“Bandido e ladrão”: com essas palavras, o ex-atendente de telemarketing, Thayann Marcello Oliveira, era atendido por clientes do Sul e Sudeste do país. Bastava que a pessoa do outro lado da linha reconhecesse o sotaque do piauiense, ou o DDD, para acontecer ataques xenofóbicos. As ofensas não são diferentes quando Thayann entra em partidas de jogos onlines, com pessoas de outras regiões. “Já me perguntaram como eu fazia para beber água ou se na minha casa tinha apenas rapadura pra comer”, conta o jovem.
Nordestinos são os principais alvos de xenofobia no Brasil, apontou o último relatório da Secretaria Especial de Direitos Humanos do Governo Federal, em 2015. Em casos de violação dos direitos de migrantes, houve um crescimento de 633% comparado ao ano anterior.
As denúncias foram realizadas através do Disque 100 – serviço de atendimento telefônico gratuito criado para o recebimento de denúncias de violações de direitos humanos. Comparado ao ano de 2014, houve uma queda de 8,41% das ocorrências, com cerca de 354 mil casos. Em 2015 foram 324 mil ligações, mas houve um aumento de 1,94% de denúncias acolhidas e encaminhadas aos órgãos responsáveis pela investigação – os dados também contemplam casos de violência contra crianças, adolescentes, idosos e população LGBT.

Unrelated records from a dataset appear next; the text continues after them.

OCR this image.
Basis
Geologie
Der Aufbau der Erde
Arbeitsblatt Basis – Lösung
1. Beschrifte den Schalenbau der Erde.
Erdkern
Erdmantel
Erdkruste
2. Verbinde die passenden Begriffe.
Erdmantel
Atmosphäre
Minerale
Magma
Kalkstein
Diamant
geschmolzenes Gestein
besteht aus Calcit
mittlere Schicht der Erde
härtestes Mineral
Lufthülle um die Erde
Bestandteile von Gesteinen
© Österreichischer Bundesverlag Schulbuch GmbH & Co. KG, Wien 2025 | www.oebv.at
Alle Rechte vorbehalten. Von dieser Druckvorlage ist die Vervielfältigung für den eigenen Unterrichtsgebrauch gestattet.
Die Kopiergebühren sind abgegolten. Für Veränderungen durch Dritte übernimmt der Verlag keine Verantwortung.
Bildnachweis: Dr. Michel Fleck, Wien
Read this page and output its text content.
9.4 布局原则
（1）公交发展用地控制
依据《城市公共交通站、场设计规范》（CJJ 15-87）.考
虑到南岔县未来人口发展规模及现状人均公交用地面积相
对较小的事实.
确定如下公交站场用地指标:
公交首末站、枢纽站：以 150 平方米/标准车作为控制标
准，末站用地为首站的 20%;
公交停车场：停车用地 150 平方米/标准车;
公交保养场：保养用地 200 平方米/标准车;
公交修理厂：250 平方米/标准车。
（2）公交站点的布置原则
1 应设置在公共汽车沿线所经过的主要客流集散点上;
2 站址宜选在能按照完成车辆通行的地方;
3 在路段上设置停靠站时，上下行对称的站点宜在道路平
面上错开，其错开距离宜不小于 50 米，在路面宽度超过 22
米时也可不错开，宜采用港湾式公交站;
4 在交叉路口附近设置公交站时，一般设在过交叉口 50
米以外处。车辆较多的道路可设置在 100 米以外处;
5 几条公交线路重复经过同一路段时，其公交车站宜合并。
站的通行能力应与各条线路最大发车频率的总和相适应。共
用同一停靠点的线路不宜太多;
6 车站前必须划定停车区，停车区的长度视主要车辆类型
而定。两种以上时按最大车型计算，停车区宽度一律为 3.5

De acordo com o pesquisador José Roniere, os casos de xenofobia contra nordestinos costumam acontecer em períodos de debate pré e pós eleitoral, emergindo discursos de ódio contra categorias socialmente marginalizadas nas redes sociais – negros também despontam como principais alvos dos crimes. Como exemplo, em sua pesquisa ele cita que, após a vitória da ex-presidenta Dilma Rousseff, uma onda de ataques a nordestinos emergiram nas redes sociais. Veja algumas frases abaixo que compõem a dissertação de Roniere.
Todas as frases, explica Roniere, foram postadas em perfis que mostravam fotos e nomes dos usuários – caracterizando uma forma explícita de discriminação. A repetição desses episódios, mesmo com o debate e a intervenção da justiça, não impossibilita que esses discursos continuem circulando por pessoas públicas ou na internet.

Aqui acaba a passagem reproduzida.